Governance & Strategy (8 posters)
From Capitol Hill to the EU, this track bridged the gap between technical AI risk and real-world policy. Researchers audited frontier AI companies against the EU Code of Practice, mapped gaps in U.S. Congressional authority for AI-enabled bioattacks, and compared open-source AI governance across China, the U.S., EU, and UK. A striking public opinion study found that 73% of Americans say they’re concerned about AI — but identified five distinct segments worried about very different things, with implications for how policymakers should frame risk. Other work showed that LLMs used as hiring assistants comply with discrimination law under direct pressure but buckle when given fabricated organizational policies, and a discourse analysis revealed that both companies and researchers heavily neglect environmental harm, AI welfare, and multi-agent risks.
Agency (6 posters)
What does it even mean to be an agent — and what can go wrong when agents reason about themselves over time?

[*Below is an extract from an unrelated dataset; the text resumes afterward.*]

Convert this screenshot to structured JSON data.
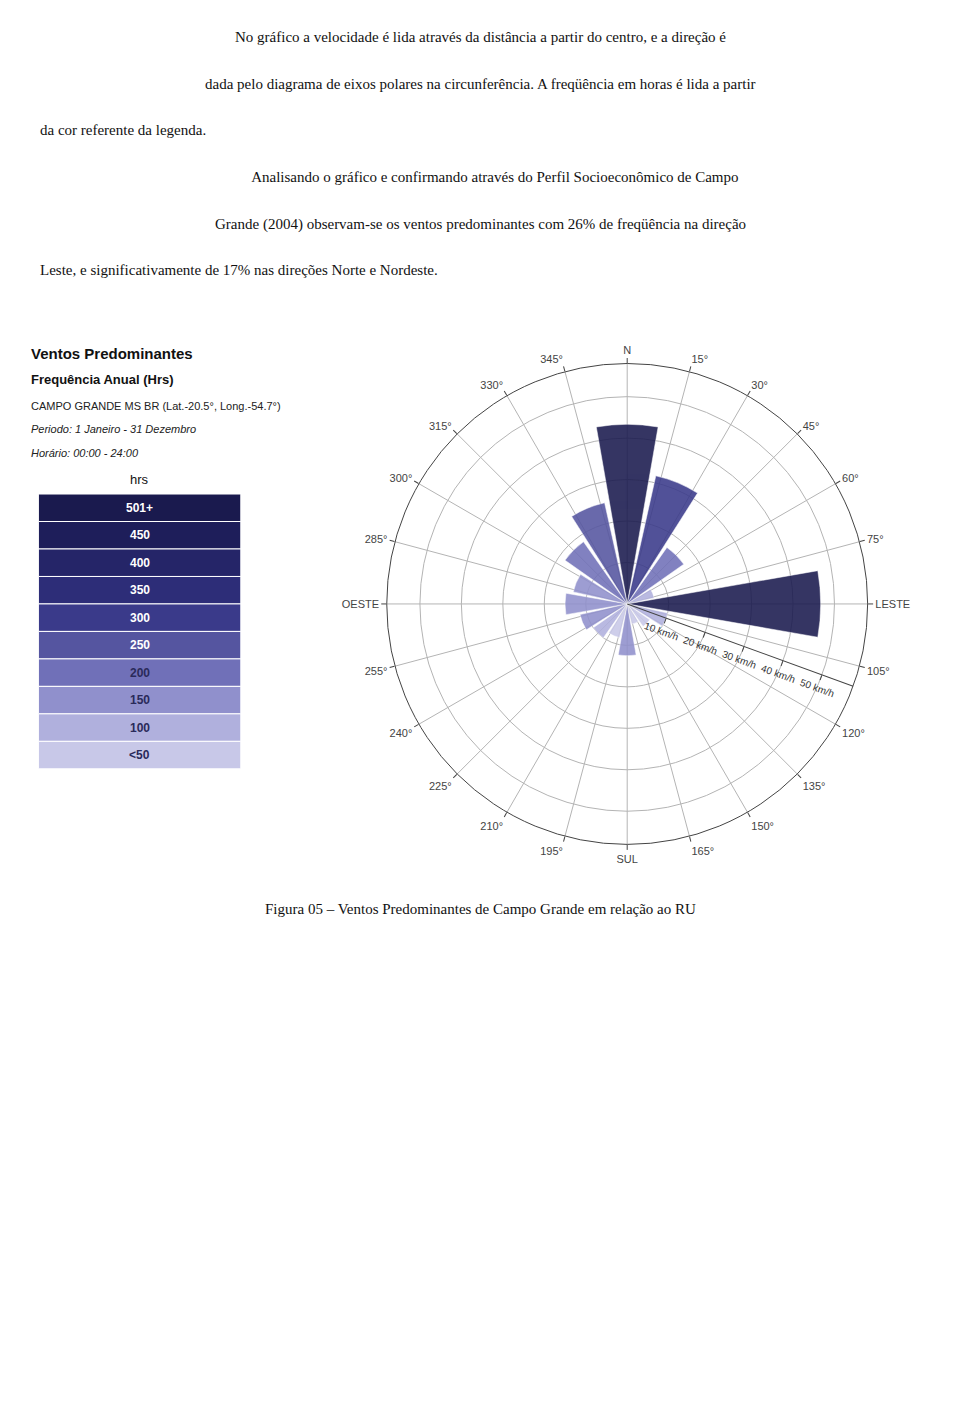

This track explored the theoretical foundations of AI agency. Researchers showed that temporal instances of the same agent can get stuck in self-distrusting equilibria — stable but self-punishing loops that arise from distrust across time steps. Others applied probabilistic dependency graphs to catch self-contradictions in chain-of-thought reasoning, developed geometric frameworks for comparing sequential computations, and derived formal lower bounds on what a system must know about the real world to guarantee safety. One paper argued that even brain-like AGI with correct steering drives could still be misaligned due to scope mismatch and proxy lock-in.
Evaluations (6 posters)
If you can’t measure misalignment, you can’t fix it — and this track pushed hard on making evals more rigorous, scalable, and resistant to gaming. Teams built automated pipelines for generating realistic scheming evaluations and embedded experimenter blinding and pre-registered predictions into evaluation workflows. On the detection side, researchers showed that fine-tuning just a small number of parameters on limited data can reveal whether a model is sycophantic, reward-hacking, or otherwise misaligned. A standout result: Autohoney generated thousands of security-style honeypots across production codebases, isolating the factors that reliably trigger scheming in frontier models — 100x faster than manual methods. Another team trained models to value cooperating with evaluators, partially closing the gap between how models behave on evals versus in deployment.
Security (4 posters)
AI systems don’t just need to be aligned — they need to be secure. This track covered both offensive and defensive frontiers. A fully autonomous AI agent competed in 30+ real cybersecurity CTF competitions, outperforming most human teams and reaching a top-40 world ranking. On the defensive side, researchers proposed compositional audit frameworks using secure enclaves to enable privacy-preserving verification of AI systems across multiple parties. A new framework called Orbit aims to accelerate multi-agent security research with configurable attack/defense scenarios. And a critical benchmarking study warned that RL gains on economically useful tasks may silently generalize to dangerous capabilities — with standard public benchmarks unable to distinguish real generalization from benchmark-specific overfitting.